As a student first semester, I had an attitude. I had no patience for the gunners or for people who asked too many questions in class. I felt smug when other students didn't know answers when called on, especially if I did. I had disdain for the ill-prepared and disregard for others who seemed to be struggling.
Why? Fear. The gravitas of law school, the reading, the preparation, the Socratic Method, the concepts, the expectations, the finals, memos, study groups, outlines. It was all new—no one except a great-uncle, whom I didn't know, had been a lawyer in my family—and law school was a Big. Damn. Deal.
Somehow, in my mind, I was doing better if I perceived a classmate doing worse. Also mixed in there was the idea that practicing law is competitive, so I figured I'd better start competing while I was in school. And even after I'd gotten my grades first semester—which were a big disappointment—I continued to harbor an every-man-for-himself attitude. And I'm certain I wasn't alone.

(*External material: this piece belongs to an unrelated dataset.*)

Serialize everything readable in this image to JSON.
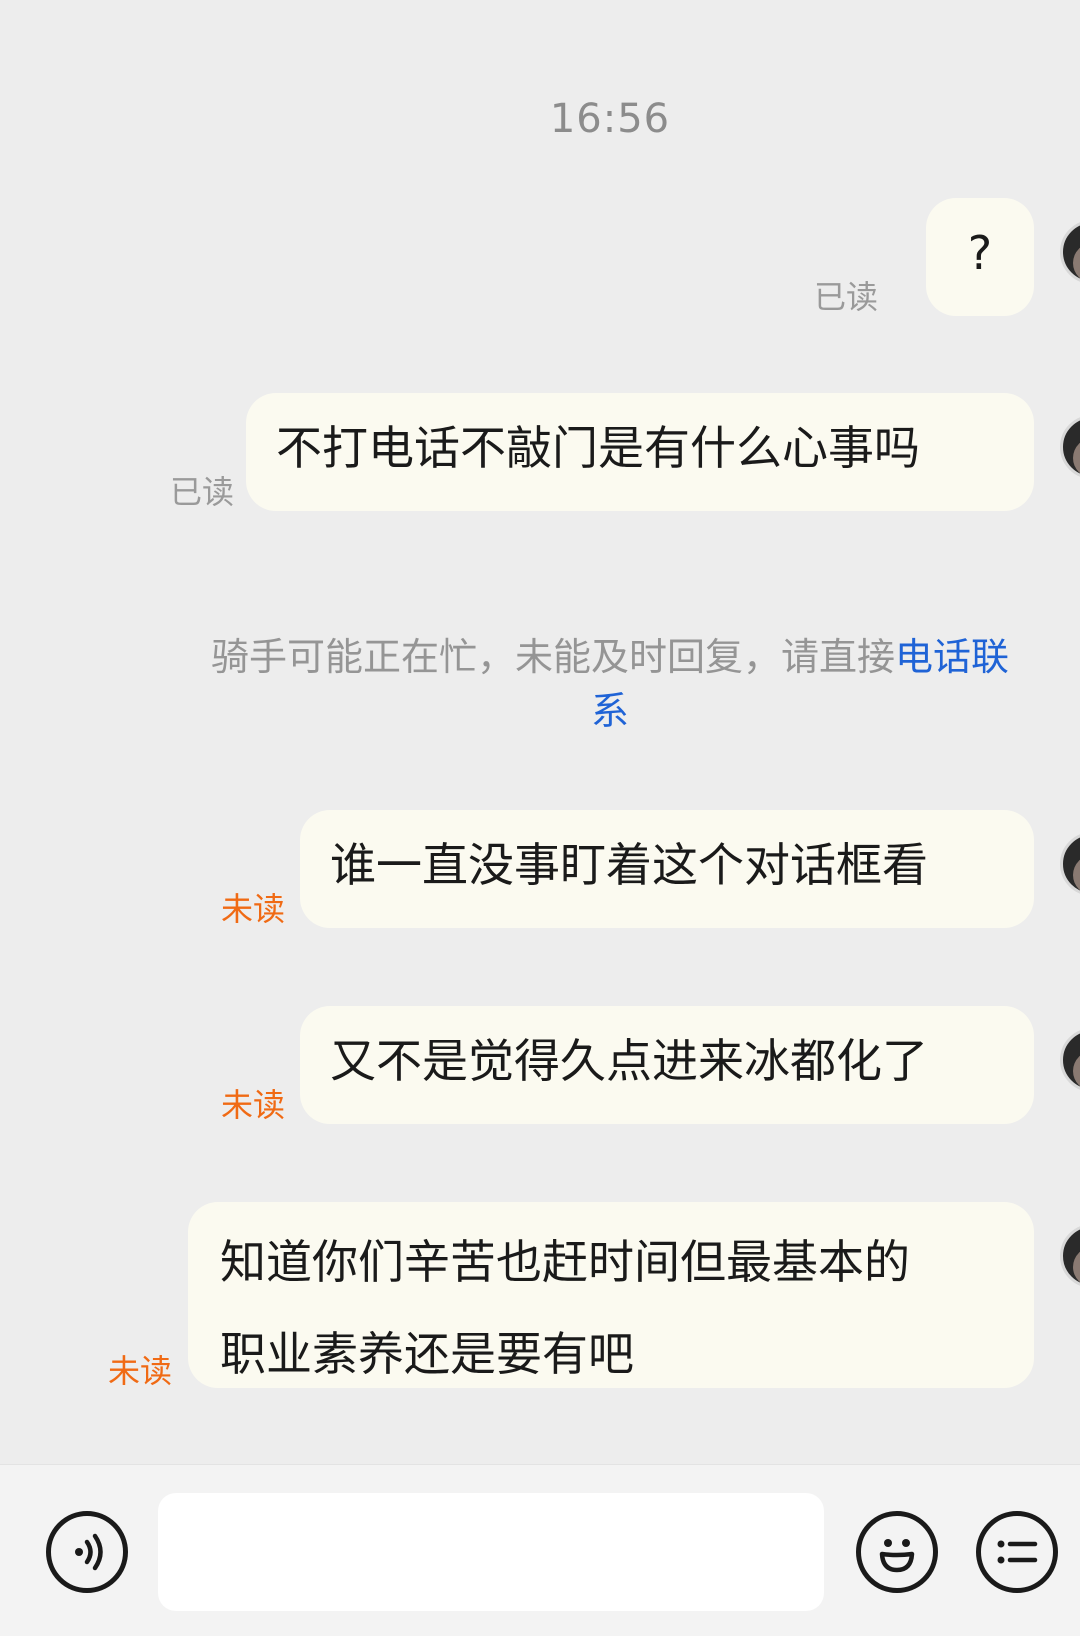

Looking back (and given what I know now about the mental health struggles in the profession), I wish I'd been far more supportive of my classmates and tried to promote a feeling that we were all in it together. I wish I had given a kind word after class to the guy who flubbed a cold call in Property or congratulated a classmate for a really smart answer in Contracts.
In hindsight, I would have cut my friend some slack when she was late to a study session. I would have shown compassion for the classmate who had to retake Torts over the summer, instead of thinking "better her than me!" I would have told myself that it was OK for my voice to shake when I got called on in Con Law.
The truth is, being competitive and cutthroat with my classmates did not raise me one single spot on the damn class ranking, and I would hazard to say that it never has for anyone.
As one of the editors on Law.com's Minds Over Matters project, I've learned that the efforts some firms and schools are undertaking to tackle the mental health problems in the legal profession are commendable. But until we stop perceiving each other as a threat, the profession will continue to suffer from anxiety, depression and substance abuse at rates higher than other similar occupations.
One more thing about those grades. As I mentioned, they were a letdown. Turns out, I didn't have the kind of brain that does really well in law school. I like to write and paint and play music—none of the skills that typically leads to high LSAT scores and top law school grades. I've come to realize that it's OK. I like my brain just fine.
At the time, however, I was devastated that I wasn't performing like I wanted to. I was defining myself by those grades, and it was really uncomfortable.
But something clicked my second year. I decided, really out of necessity since I'd tried just about everything else to boost my average, that you know what? I was just going to do the best I could and leave it at that. The worst thing that could happen was that I'd flunk out, and if that happened, I'd have to accept that law school was not where I needed to be.
I wasn't giving up—I still studied a ton and did everything I was supposed to do, but I let go of results. I also started including in my life more things that I was good at. I started painting more, which gave me a feeling of success that I wasn't getting from law school. It also gave me some perspective—life beyond law school and all of that. It helped.
I made many As and some Bs the rest of my time in law school. I'm not saying that I found a magic formula, but I do think that taking some of the pressure off myself and taking my career path a little less seriously made all the difference. I had to trust that I'd be OK no matter what happened. And I was.